Reproducing Experiments

This branch of the repository uses a more user-friendly and polished implementation of the meta co-training algorithm that has been extended to support more than two views, faster training and validation, calibrated teacher model predictions, gradient accumulation, and a greater number of image foundation models. As such, the randomness, floating point representation, foundation model sizes, and some minor algorithmic choices like MLP size and logit temperature are not the same as the original implementation. The original implementation can still be found in the legacy branch. That being said, we find the results that this code yields are nearly identical to the legacy branch with the following script:

  1. mct_e2e.sh which runs MCT_e2e.py

Experimental Results

Results for experiments beyond those presented in our paper are coming soon.

Roadmap

✅ MCTModel Object
    ✅ Support More than Two Views
        ✅ (Auto) Differentiable AllGather operation
        ✅ One model per GPU
        ✅ Multiple GPUs per model
    ✅ Automatic Mixed Precision Support
    ✅ Gradient Accumulation
✅ Calibrated Teacher Model Predictions
✅ Full-Parameter Fine-Tuning
⬜️ Support More Foundation Models for View Construction
    ✅ CLIP
    ✅ DINOv2
    ✅ SwAV
    ✅ EsViT
    ✅ MAE
    ✅ BLIP
    ✅ SigLIP
    ✅ Heira
    ✅ ALIGN
    ✅ OWLv2
    ⬜️ EVA-01
    ⬜️ EVA-02
⬜️ Experimental Evaluation With Multiple Views
    ⬜️ ...

License

Copyright 2024 Jay Rothenberger ([email protected])

Permission is hereby granted, free of charge, to any person obtaining a copy of this software and associated documentation files (the “Software”), to deal in the Software without restriction, including without limitation the rights to use, copy, modify, merge, publish, distribute, sublicense, and/or sell copies of the Software, and to permit persons to whom the Software is furnished to do so, subject to the following conditions:

The above copyright notice and this permission notice shall be included in all copies or substantial portions of the Software.
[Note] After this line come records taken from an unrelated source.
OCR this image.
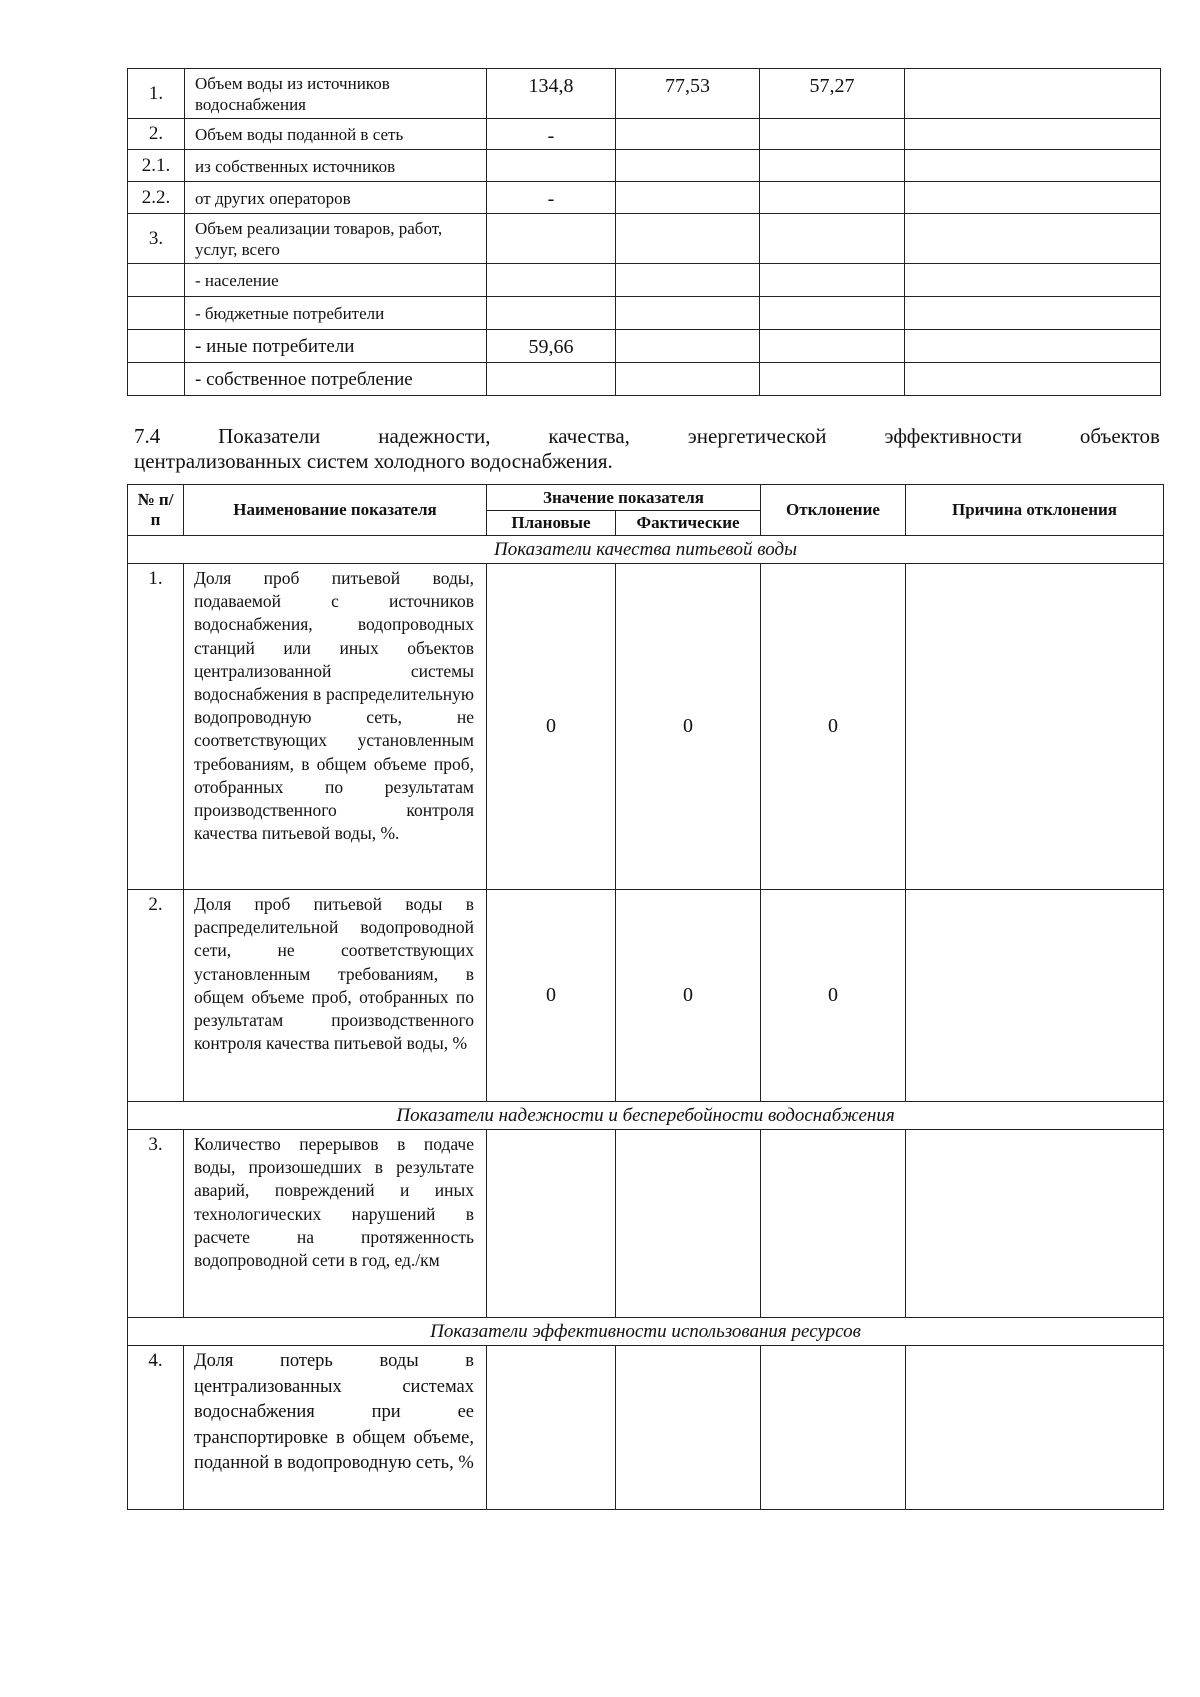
1.	Объем воды из источников водоснабжения	134,8	77,53	57,27	
2.	Объем воды поданной в сеть	-			
2.1.	из собственных источников				
2.2.	от других операторов	-			
3.	Объем реализации товаров, работ, услуг, всего				
	- население				
	- бюджетные потребители				
	- иные потребители	59,66			
	- собственное потребление				
7.4	Показатели	надежности,	качества,	энергетической	эффективности	объектов
централизованных систем холодного водоснабжения.
№ п/п	Наименование показателя	Значение показателя		Отклонение	Причина отклонения
		Плановые	Фактические		
Показатели качества питьевой воды					
1.	Доля проб питьевой воды, подаваемой с источников водоснабжения, водопроводных станций или иных объектов централизованной системы водоснабжения в распределительную водопроводную сеть, не соответствующих установленным требованиям, в общем объеме проб, отобранных по результатам производственного контроля качества питьевой воды, %.	0	0	0	
2.	Доля проб питьевой воды в распределительной водопроводной сети, не соответствующих установленным требованиям, в общем объеме проб, отобранных по результатам производственного контроля качества питьевой воды, %	0	0	0	
Показатели надежности и бесперебойности водоснабжения					
3.	Количество перерывов в подаче воды, произошедших в результате аварий, повреждений и иных технологических нарушений в расчете на протяженность водопроводной сети в год, ед./км				
Показатели эффективности использования ресурсов					
4.	Доля потерь воды в централизованных системах водоснабжения при ее транспортировке в общем объеме, поданной в водопроводную сеть, %				
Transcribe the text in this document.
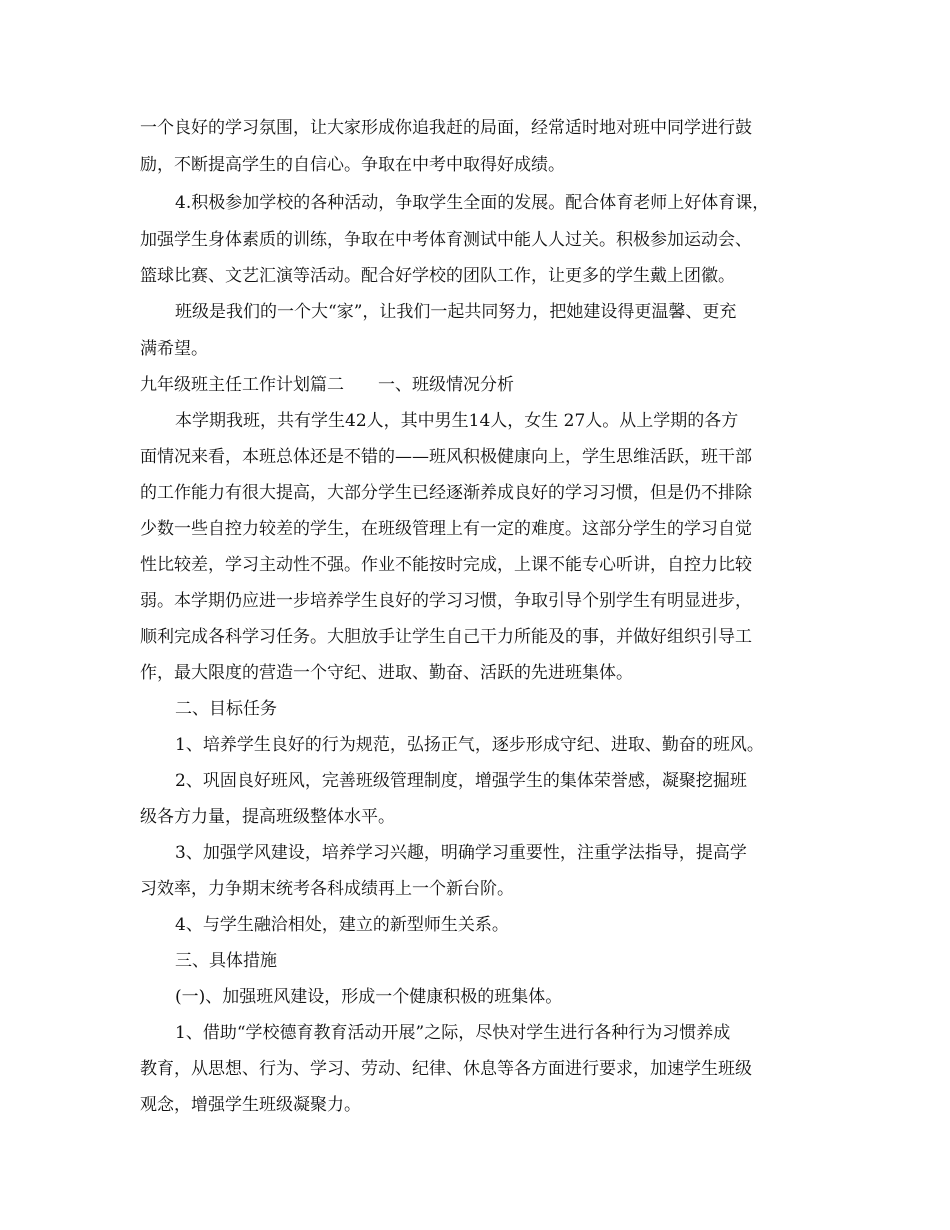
一个良好的学习氛围，让大家形成你追我赶的局面，经常适时地对班中同学进行鼓
励，不断提高学生的自信心。争取在中考中取得好成绩。
4.积极参加学校的各种活动，争取学生全面的发展。配合体育老师上好体育课，
加强学生身体素质的训练，争取在中考体育测试中能人人过关。积极参加运动会、
篮球比赛、文艺汇演等活动。配合好学校的团队工作，让更多的学生戴上团徽。
班级是我们的一个大“家”，让我们一起共同努力，把她建设得更温馨、更充
满希望。
九年级班主任工作计划篇二　　一、班级情况分析
本学期我班，共有学生42人，其中男生14人，女生 27人。从上学期的各方
面情况来看，本班总体还是不错的——班风积极健康向上，学生思维活跃，班干部
的工作能力有很大提高，大部分学生已经逐渐养成良好的学习习惯，但是仍不排除
少数一些自控力较差的学生，在班级管理上有一定的难度。这部分学生的学习自觉
性比较差，学习主动性不强。作业不能按时完成，上课不能专心听讲，自控力比较
弱。本学期仍应进一步培养学生良好的学习习惯，争取引导个别学生有明显进步，
顺利完成各科学习任务。大胆放手让学生自己干力所能及的事，并做好组织引导工
作，最大限度的营造一个守纪、进取、勤奋、活跃的先进班集体。
二、目标任务
1、培养学生良好的行为规范，弘扬正气，逐步形成守纪、进取、勤奋的班风。
2、巩固良好班风，完善班级管理制度，增强学生的集体荣誉感，凝聚挖掘班
级各方力量，提高班级整体水平。
3、加强学风建设，培养学习兴趣，明确学习重要性，注重学法指导，提高学
习效率，力争期末统考各科成绩再上一个新台阶。
4、与学生融洽相处，建立的新型师生关系。
三、具体措施
(一)、加强班风建设，形成一个健康积极的班集体。
1、借助“学校德育教育活动开展”之际，尽快对学生进行各种行为习惯养成
教育，从思想、行为、学习、劳动、纪律、休息等各方面进行要求，加速学生班级
观念，增强学生班级凝聚力。
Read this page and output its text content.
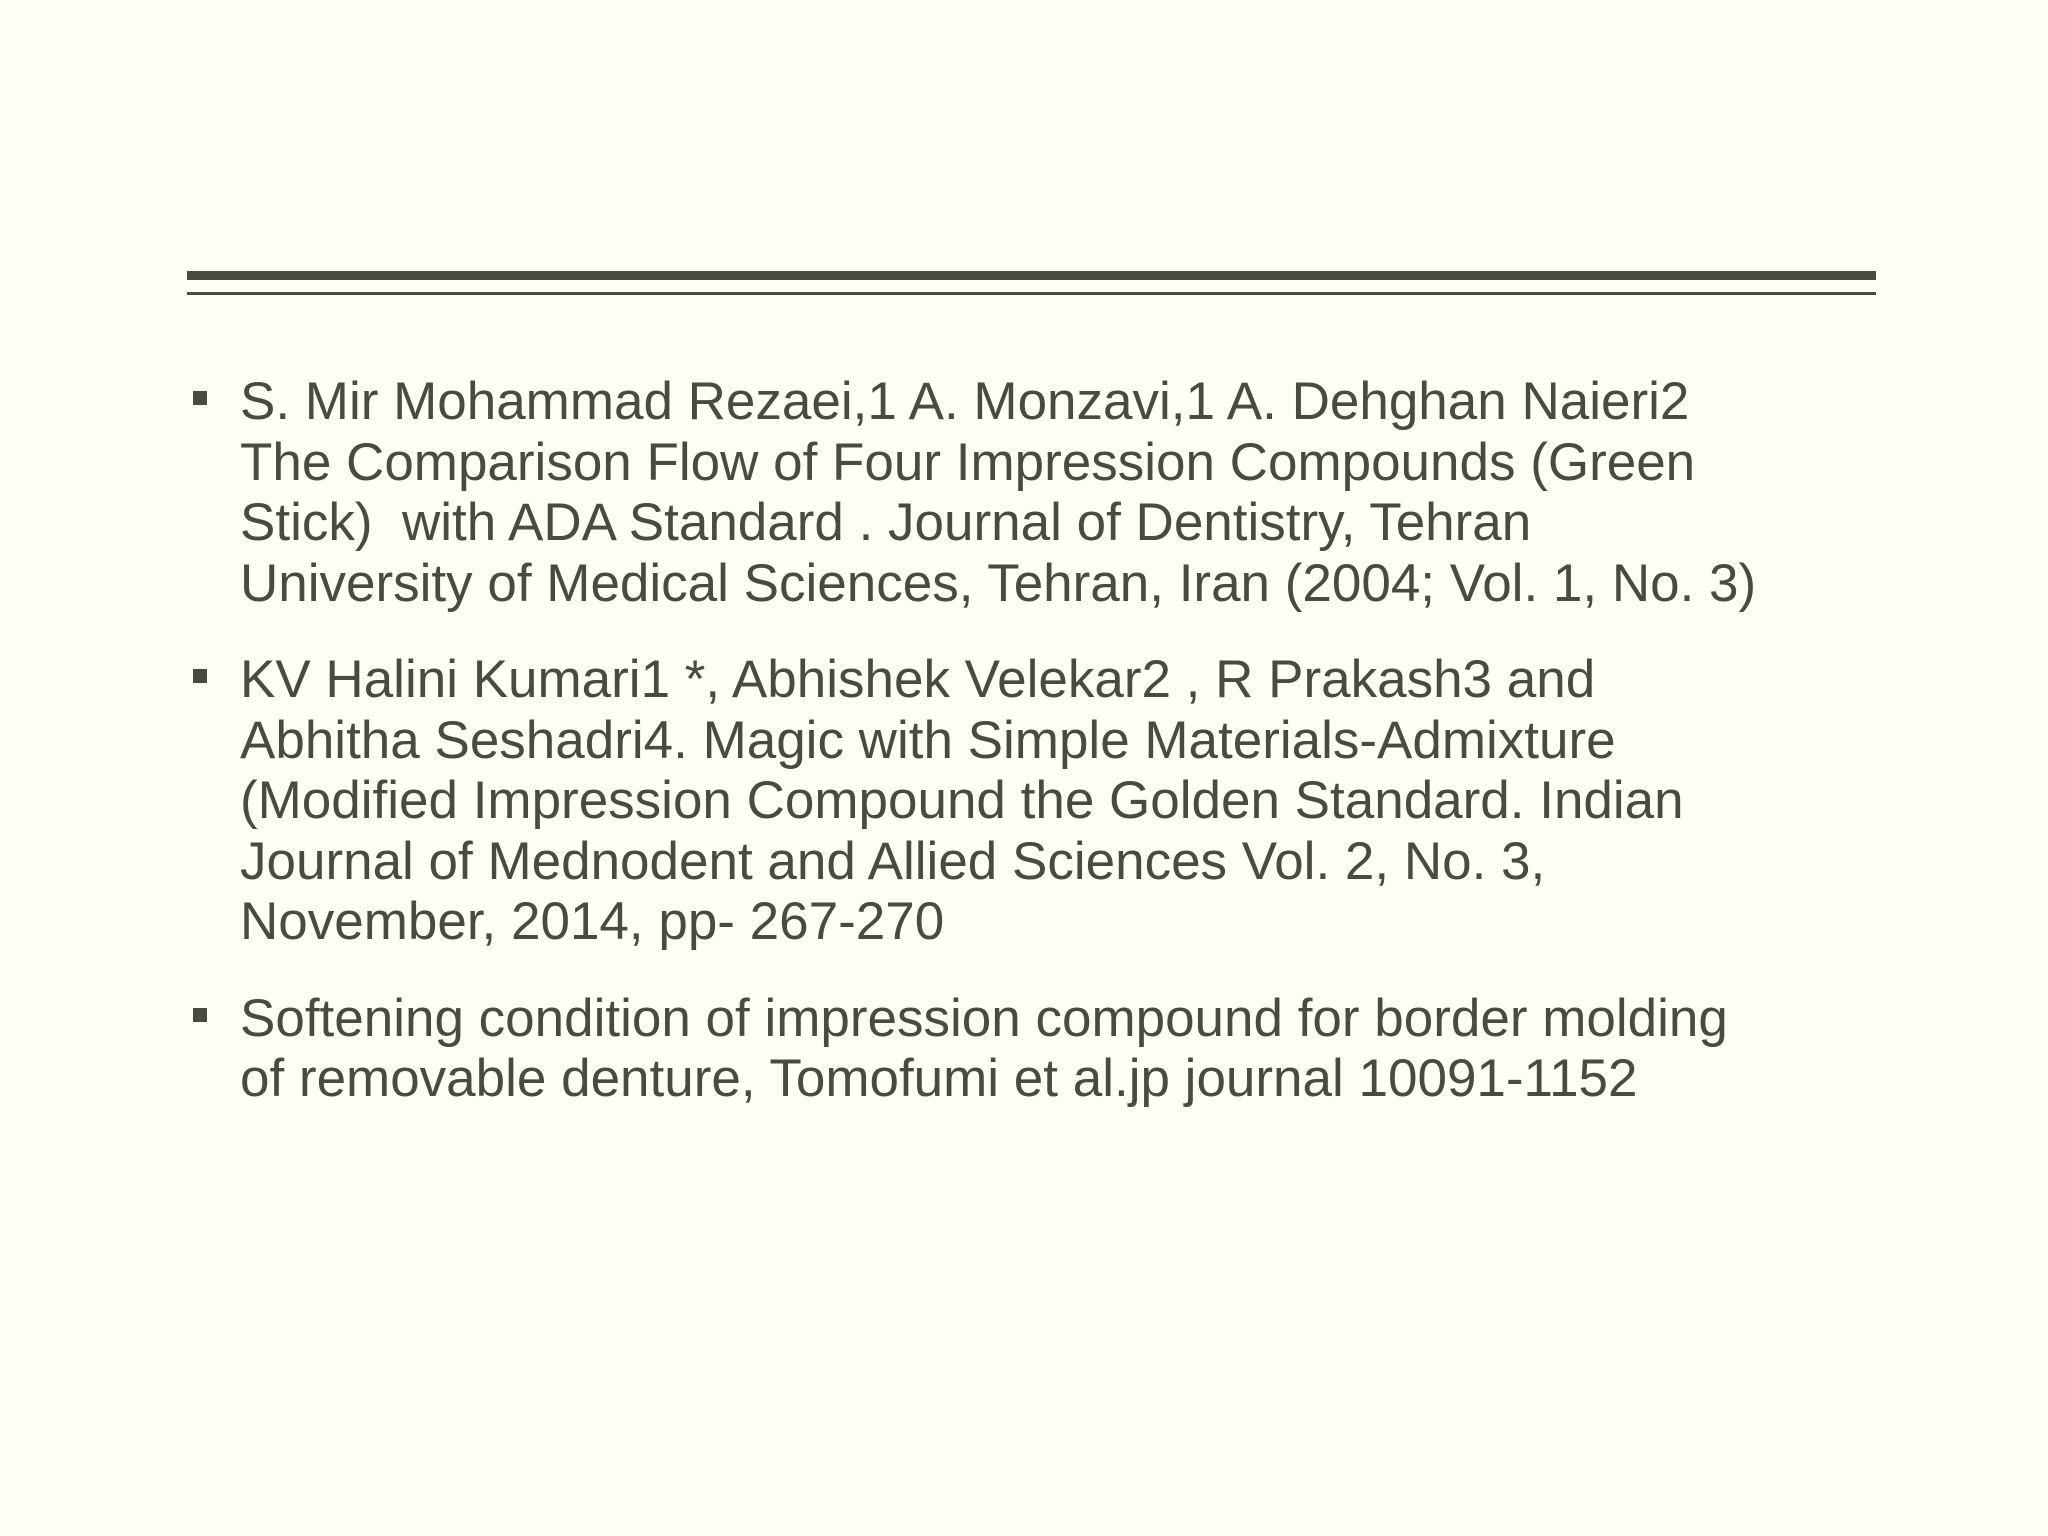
S. Mir Mohammad Rezaei,1 A. Monzavi,1 A. Dehghan Naieri2
The Comparison Flow of Four Impression Compounds (Green
Stick)  with ADA Standard . Journal of Dentistry, Tehran
University of Medical Sciences, Tehran, Iran (2004; Vol. 1, No. 3)
KV Halini Kumari1 *, Abhishek Velekar2 , R Prakash3 and
Abhitha Seshadri4. Magic with Simple Materials-Admixture
(Modified Impression Compound the Golden Standard. Indian
Journal of Mednodent and Allied Sciences Vol. 2, No. 3,
November, 2014, pp- 267-270
Softening condition of impression compound for border molding
of removable denture, Tomofumi et al.jp journal 10091-1152
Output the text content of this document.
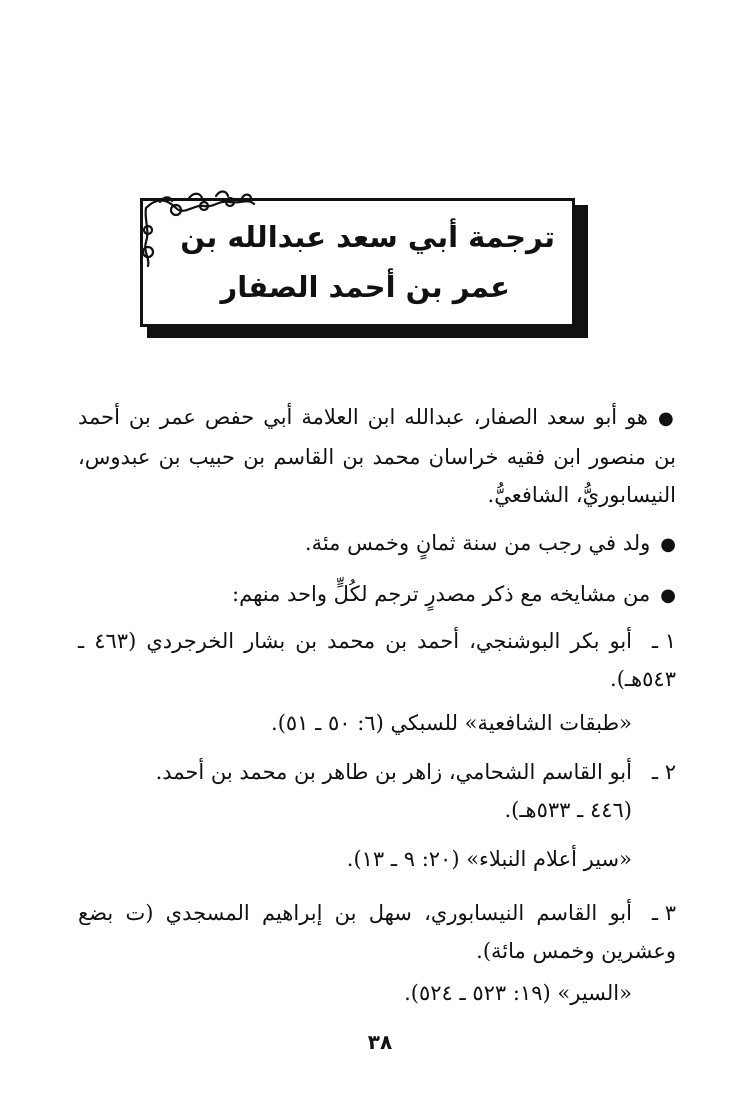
ترجمة أبي سعد عبدالله بن
عمر بن أحمد الصفار
●هو أبو سعد الصفار، عبدالله ابن العلامة أبي حفص عمر بن أحمد بن منصور ابن فقيه خراسان محمد بن القاسم بن حبيب بن عبدوس، النيسابوريُّ، الشافعيُّ.
●ولد في رجب من سنة ثمانٍ وخمس مئة.
●من مشايخه مع ذكر مصدرٍ ترجم لكُلٍّ واحد منهم:
١ ـأبو بكر البوشنجي، أحمد بن محمد بن بشار الخرجردي (٤٦٣ ـ ٥٤٣هـ).
«طبقات الشافعية» للسبكي (٦: ٥٠ ـ ٥١).
٢ ـأبو القاسم الشحامي، زاهر بن طاهر بن محمد بن أحمد.
(٤٤٦ ـ ٥٣٣هـ).
«سير أعلام النبلاء» (٢٠: ٩ ـ ١٣).
٣ ـأبو القاسم النيسابوري، سهل بن إبراهيم المسجدي (ت بضع وعشرين وخمس مائة).
«السير» (١٩: ٥٢٣ ـ ٥٢٤).
٣٨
THE SOFTWARE IS PROVIDED “AS IS”, WITHOUT WARRANTY OF ANY KIND, EXPRESS OR IMPLIED, INCLUDING BUT NOT LIMITED TO THE WARRANTIES OF MERCHANTABILITY, FITNESS FOR A PARTICULAR PURPOSE AND NONINFRINGEMENT. IN NO EVENT SHALL THE AUTHORS OR COPYRIGHT HOLDERS BE LIABLE FOR ANY CLAIM, DAMAGES OR OTHER LIABILITY, WHETHER IN AN ACTION OF CONTRACT, TORT OR OTHERWISE, ARISING FROM, OUT OF OR IN CONNECTION WITH THE SOFTWARE OR THE USE OR OTHER DEALINGS IN THE SOFTWARE.